A fourth twist is urging us to think that we all pay 31% of our income on taxes (April 23 is 31% of the way through the year).  Almost all of us pay far less – and much research (by the Tax Foundation and by others like the Congressional Budget Office) shows this dramatically.

And a final twist is that government’s “spending addiction is getting worse,” that “TFD 2015 is three days later than last year (which) was three days later than the year before, (and that) this trend shows no sign of stopping.”  But the Tax Foundation’s website with TFDs since 1900 shows no such “trend.”  It shows only erratic ups and downs.  For example, the 2015 TFD is earlier than in many years of the presidencies of Ronald Reagan and both Bushes.  Another chart shows total days to pay off taxes and distinguishes federal taxation tax days from state-local days.  In the chart’s most recent year, 2013, it took 107 days to pay off all taxes including 70 days for federal taxes.  But 70 days was an average length of time to pay off federal taxes during the Eisenhower years, and has remained pretty constant.  Most of the added tax days since Ike are due to increasing state and local taxes.
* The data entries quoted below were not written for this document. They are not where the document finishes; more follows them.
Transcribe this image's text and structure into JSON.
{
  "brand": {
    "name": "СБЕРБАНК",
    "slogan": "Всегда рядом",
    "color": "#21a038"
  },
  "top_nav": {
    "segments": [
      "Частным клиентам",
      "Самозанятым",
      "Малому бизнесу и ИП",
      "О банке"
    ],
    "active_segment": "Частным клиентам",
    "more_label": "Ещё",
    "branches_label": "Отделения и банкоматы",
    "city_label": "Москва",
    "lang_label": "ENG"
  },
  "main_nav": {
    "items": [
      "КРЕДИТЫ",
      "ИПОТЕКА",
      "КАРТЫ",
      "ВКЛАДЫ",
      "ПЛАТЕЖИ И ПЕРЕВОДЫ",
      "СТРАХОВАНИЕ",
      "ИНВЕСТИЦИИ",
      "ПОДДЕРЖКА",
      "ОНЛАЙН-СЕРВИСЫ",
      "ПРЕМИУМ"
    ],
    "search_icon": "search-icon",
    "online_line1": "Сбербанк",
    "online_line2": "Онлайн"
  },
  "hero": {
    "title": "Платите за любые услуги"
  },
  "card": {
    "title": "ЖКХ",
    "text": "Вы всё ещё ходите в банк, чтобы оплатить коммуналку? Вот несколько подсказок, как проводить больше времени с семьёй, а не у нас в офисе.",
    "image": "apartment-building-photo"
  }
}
Of course the whole TFD gimmick is intended to make us ignore certain realities of our society.  One is that a market economy produces massive wealth but distributes that wealth so unevenly that only a few (historically about one-third at best) earn enough to pay for an average amount of private basics (housing, food, etc.) and public ones (defense, education).
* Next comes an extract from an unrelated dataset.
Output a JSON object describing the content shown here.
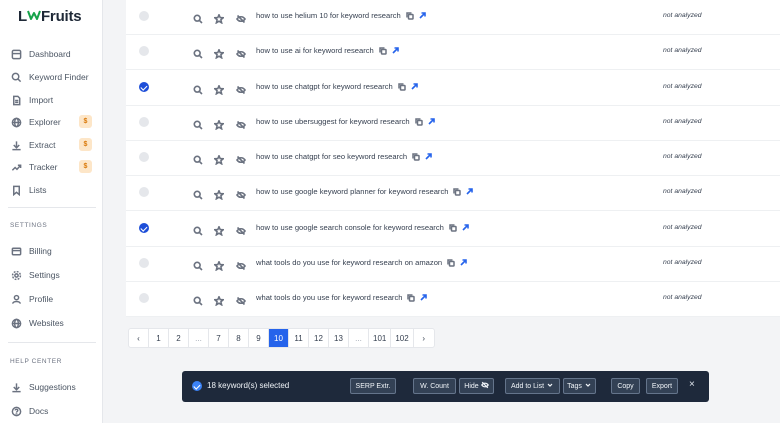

Another reality is that this uneven distribution is fair by market rules but profoundly unfair by democracy rules.  To compete, market enterprises keep wages as low as they can, and that results in low shares of market wealth for most workers.  But this outcome is intolerable to democracies, for it disrespects majorities of citizens and devalues their contributions – the polar opposite of what democracies stand for.

Therefore, in market democracies such as ours, government must correct this market outcome by making sure that most everyone gets at least a decent share of our massive wealth – at least an average share of modern basics.  To do this, government can require enterprises to pay higher wages and benefits if they have sufficient revenue; but primarily it must tax those who get the lion's share of wealth (most of our nation’s wages and benefits, dividends and capital gains, and inheritance income).  Taxing this crowd won’t impoverish them, for they would be immensely rich even if their tax day was July 4 rather than April 23.

But it is this fear by some very rich people – that their immense fortunes would become less immense – that gives rise to gimmicks like TFD and to the backing of rich people and companies and their policy advisors.  So it is no surprise that Koenig is senior policy advisor at Freedom Partners Chamber of Commerce, a nonprofit, tax exempt organization that is sometimes referred to as the Koch Brothers Bank.  It uses Koch money, supplemented a bit by dues from member companies to fund initiatives (to the tune of over $250 million in 2012) aimed at demeaning government regulation and taxation.

This crowd would prefer an America that looks a lot like the Freedom Partners Chamber of Commerce itself.  It is tax exempt and its membership is open to any business – any business, that is, that pays the annual dues of $100,000 (an amount, incidentally, that exceeds the gross income of a majority of America’s 32 million businesses).